„Mehr als ein Wanderverein“ überschrieb der SPD-Landtagsabgeordnete Hans-Peter Storz sein Grußwort zum 100-jährigen Bestehen der Naturfreunde-Ortsgruppe im Jahr 2012. Und tatsächlich würde diese Charakterisierung deutlich zu kurz greifen, reduzierte man die sozialdemokratische Bewegung auf die Freizeitbeschäftigung.

Ini tiiert wurde sie bereits 1895 von dem sozialistischen Lehrer Georg Schmiedl, der sich zum Ziel gesetzt hatte, den Arbeitern Bildung und eine sinnvolle Freizeitbeschäftigung zu vermitteln. Von Wien aus verbreitete sich die Bewegung schnell über München und die Schweiz bis nach Singen. Die Singener Mitglieder waren zunächst eine Zahlstelle im Gau Ostschweiz. Weil die Naturfreunde die Arbeiter aus den Kneipen holen wollten, sprach man vom Singener Bierkrieg. Es entwickelte sich eine eigenständige Arbeiter- und Tourismuskultur. Heinrich Weber, Fritz Langer, Fritz Vallendor, Max Porzig oder Jakob Kahn, nach denen Singener Straßen benannt sind, kümmerten sich um die Vermittlung von Wissen durch Vorträge, Lichtbilder oder die Schaffung einer Bibliothek. Sport und Kultur spielten eine große Rolle. In Markelfingen gelang es Heinrich Weber, ein Grundstück am See für das Naturfreundehaus zu erwerben. Deutlich erweitert bietet es noch heute den Naturfreunden Herberge.

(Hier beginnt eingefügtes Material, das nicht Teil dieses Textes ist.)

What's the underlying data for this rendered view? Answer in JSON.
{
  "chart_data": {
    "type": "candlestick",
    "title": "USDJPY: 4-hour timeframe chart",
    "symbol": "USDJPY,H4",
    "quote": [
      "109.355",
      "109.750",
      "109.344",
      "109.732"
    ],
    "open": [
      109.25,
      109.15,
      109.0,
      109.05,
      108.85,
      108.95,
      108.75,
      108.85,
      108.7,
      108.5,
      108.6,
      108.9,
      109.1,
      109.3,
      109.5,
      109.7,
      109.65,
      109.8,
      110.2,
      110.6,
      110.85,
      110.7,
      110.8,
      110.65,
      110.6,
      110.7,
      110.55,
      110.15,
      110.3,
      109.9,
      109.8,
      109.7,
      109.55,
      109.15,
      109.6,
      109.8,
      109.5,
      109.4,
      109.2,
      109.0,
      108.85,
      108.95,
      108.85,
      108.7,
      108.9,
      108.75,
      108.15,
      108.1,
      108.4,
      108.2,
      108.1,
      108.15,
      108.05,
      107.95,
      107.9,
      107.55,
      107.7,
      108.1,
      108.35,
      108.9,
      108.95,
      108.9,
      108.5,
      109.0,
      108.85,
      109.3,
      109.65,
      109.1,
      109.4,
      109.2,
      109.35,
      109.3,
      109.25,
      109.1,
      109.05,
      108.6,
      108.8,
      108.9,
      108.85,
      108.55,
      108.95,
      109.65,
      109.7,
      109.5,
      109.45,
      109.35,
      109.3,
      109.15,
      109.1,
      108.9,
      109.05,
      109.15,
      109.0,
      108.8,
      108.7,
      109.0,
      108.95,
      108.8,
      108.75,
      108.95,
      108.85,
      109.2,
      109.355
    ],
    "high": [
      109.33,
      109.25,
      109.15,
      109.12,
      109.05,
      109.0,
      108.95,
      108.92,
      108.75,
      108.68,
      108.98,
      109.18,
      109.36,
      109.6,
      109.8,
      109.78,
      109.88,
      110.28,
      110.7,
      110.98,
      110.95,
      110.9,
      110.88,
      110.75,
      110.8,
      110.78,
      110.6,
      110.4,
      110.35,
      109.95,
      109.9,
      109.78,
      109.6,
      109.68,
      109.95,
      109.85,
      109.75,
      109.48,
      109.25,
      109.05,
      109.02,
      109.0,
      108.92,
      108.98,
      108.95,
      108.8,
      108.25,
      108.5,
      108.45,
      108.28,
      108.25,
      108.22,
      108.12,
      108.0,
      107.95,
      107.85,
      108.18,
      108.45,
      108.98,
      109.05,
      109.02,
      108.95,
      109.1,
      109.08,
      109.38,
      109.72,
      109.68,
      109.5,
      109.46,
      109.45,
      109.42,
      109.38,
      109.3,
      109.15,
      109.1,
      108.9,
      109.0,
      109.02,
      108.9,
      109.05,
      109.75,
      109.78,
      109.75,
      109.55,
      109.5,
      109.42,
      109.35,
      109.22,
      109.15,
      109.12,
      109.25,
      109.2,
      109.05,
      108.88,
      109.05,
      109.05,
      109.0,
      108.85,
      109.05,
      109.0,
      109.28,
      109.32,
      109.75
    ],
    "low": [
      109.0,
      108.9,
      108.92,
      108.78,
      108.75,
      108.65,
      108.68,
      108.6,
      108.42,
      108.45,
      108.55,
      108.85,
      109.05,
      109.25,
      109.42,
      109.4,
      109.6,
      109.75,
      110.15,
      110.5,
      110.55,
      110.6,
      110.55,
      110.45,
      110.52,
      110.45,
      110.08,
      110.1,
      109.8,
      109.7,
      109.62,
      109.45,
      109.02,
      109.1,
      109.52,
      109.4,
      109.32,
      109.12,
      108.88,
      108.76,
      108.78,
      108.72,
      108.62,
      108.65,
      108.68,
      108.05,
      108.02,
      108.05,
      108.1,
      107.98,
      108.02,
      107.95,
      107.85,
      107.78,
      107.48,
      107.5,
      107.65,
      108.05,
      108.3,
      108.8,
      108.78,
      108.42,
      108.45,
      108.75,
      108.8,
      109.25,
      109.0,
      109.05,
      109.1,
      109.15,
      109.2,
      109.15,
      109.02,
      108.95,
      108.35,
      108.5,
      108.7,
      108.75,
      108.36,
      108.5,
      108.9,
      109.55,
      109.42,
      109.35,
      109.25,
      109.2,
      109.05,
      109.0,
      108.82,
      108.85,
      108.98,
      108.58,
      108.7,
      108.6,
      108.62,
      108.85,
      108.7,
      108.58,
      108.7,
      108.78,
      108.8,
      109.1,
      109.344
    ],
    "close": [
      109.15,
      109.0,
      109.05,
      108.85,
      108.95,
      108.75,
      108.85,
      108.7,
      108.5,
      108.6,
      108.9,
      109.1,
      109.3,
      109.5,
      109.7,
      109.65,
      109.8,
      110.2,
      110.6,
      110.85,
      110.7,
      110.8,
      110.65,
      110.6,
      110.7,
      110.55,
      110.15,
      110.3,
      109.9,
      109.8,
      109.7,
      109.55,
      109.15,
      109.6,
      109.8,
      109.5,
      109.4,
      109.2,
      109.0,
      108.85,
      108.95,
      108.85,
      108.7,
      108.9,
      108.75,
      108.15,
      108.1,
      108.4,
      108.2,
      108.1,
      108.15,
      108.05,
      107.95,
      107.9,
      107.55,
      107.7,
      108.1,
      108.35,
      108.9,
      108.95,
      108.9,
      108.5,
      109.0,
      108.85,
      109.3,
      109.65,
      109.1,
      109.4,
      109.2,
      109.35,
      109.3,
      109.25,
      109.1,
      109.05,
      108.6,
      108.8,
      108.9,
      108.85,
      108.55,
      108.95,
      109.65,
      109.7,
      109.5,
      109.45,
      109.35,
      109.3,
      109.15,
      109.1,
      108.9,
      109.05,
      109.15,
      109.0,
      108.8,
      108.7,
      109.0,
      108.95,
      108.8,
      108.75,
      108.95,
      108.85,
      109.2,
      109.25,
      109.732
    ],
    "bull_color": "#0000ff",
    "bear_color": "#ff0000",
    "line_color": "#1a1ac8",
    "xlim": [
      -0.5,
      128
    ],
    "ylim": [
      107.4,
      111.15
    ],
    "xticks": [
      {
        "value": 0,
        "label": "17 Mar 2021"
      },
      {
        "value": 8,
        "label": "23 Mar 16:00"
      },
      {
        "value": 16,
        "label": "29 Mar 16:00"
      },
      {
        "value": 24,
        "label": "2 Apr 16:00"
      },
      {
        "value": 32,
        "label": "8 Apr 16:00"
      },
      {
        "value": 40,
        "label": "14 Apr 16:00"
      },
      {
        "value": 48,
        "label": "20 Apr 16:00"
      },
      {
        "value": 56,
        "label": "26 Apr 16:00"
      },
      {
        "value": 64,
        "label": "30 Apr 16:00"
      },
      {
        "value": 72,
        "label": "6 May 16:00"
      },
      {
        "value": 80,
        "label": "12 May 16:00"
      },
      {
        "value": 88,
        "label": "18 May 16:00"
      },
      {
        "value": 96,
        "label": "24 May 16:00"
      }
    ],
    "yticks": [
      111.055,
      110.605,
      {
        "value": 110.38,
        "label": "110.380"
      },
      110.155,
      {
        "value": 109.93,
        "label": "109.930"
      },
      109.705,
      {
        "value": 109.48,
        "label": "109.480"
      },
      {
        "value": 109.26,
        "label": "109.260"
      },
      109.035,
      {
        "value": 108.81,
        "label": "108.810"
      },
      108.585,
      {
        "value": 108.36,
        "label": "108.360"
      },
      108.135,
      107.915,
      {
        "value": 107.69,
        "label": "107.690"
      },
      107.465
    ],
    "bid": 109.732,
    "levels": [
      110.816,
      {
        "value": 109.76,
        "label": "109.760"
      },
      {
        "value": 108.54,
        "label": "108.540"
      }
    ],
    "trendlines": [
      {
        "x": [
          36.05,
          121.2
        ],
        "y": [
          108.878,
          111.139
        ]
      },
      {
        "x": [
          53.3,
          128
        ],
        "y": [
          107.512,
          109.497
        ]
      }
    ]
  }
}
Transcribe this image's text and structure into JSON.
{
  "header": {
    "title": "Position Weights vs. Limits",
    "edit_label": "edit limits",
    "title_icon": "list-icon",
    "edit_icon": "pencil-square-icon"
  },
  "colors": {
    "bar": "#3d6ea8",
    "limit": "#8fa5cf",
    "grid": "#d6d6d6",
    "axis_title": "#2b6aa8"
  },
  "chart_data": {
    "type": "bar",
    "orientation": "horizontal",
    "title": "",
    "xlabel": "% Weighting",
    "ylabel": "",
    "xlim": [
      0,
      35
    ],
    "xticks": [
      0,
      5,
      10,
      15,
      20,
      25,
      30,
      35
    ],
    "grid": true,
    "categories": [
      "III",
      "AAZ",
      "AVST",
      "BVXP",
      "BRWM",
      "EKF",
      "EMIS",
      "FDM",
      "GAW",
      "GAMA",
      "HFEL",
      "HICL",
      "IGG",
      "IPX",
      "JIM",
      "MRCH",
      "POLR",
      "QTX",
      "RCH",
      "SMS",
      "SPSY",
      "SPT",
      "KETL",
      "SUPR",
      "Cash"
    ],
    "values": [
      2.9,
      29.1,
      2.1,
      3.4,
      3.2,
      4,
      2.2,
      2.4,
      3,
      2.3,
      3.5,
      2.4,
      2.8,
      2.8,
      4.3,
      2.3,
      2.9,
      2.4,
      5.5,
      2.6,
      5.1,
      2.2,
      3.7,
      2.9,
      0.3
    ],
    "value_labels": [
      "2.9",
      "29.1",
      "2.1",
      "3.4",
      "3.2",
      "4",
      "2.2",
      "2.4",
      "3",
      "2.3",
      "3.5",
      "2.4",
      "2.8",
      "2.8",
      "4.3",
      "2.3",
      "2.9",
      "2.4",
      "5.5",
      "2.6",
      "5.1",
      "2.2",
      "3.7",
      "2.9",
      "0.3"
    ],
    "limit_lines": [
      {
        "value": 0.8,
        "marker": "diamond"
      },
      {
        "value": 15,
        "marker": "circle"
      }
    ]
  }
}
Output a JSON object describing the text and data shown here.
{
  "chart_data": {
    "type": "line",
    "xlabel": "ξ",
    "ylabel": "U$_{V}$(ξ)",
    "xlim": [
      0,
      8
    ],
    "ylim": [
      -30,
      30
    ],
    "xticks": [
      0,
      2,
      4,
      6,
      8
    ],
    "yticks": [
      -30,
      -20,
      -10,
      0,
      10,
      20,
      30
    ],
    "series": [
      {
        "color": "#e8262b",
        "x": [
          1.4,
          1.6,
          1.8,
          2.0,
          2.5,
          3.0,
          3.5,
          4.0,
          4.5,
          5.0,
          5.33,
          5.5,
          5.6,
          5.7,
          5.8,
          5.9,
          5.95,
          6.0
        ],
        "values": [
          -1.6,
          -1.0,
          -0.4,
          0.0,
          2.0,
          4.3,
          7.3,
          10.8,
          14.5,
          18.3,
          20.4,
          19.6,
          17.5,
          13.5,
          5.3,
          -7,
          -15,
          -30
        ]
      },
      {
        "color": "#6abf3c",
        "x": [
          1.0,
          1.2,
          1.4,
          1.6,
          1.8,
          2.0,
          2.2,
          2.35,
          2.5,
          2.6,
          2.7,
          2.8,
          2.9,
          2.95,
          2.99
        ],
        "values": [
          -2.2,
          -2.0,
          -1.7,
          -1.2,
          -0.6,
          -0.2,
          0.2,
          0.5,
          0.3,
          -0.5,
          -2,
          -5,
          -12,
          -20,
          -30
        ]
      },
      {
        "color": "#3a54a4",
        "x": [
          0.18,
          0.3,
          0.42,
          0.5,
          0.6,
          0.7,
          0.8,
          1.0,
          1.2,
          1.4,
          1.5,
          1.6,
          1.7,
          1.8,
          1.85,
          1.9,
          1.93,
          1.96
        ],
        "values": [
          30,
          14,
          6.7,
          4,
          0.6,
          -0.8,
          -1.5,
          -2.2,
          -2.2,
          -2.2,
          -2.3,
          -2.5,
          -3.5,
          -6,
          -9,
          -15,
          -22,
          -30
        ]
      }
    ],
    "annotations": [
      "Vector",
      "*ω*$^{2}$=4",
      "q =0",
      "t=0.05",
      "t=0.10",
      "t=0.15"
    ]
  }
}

Doch mit der Machtergreifung 1933 durch die Nationalsozialisten war es zunächst einmal vorbei. Die Naturfreunde wurden in ganz Deutschland verboten. Jakob Schäufele berichtete, wie Besteck, Wolldecken und anderes vom Markelfinger Haus zu den Naturfreunden nach Schaffhausen gebracht wurde. Im Dritten Reich waren die SPD-nahen Naturfreunde nicht willkommen. Das Leben wurde gefährlicher. Nach dem missglückten Hitler-Attentat wurden die Mitglieder Jakob Kahn, Max Porzig, Jakob Strauch, Karl Jäckle, Fritz Vallendor und Heinrich Weber 1944 ins KZ Mauthausen eingeliefert. Fritz Vallendor und Heinrich Weber überlebten das nicht.

Im Jahr 1945 ruhte das Vereinsleben, auch wenn Ludwig Kämper, Karl Prutscher und Fritz Langer das Naturfreundehaus in Markelfingen am 1. Mai 1945 symbolisch wieder in Besitz nahmen. Erst ein Jahr später, am 17. Mai 1946, wurde es ihnen offiziell von den französischen Besatzern zurückgegeben. Unzählige Singener verbrachten hier ihre Ferien am See.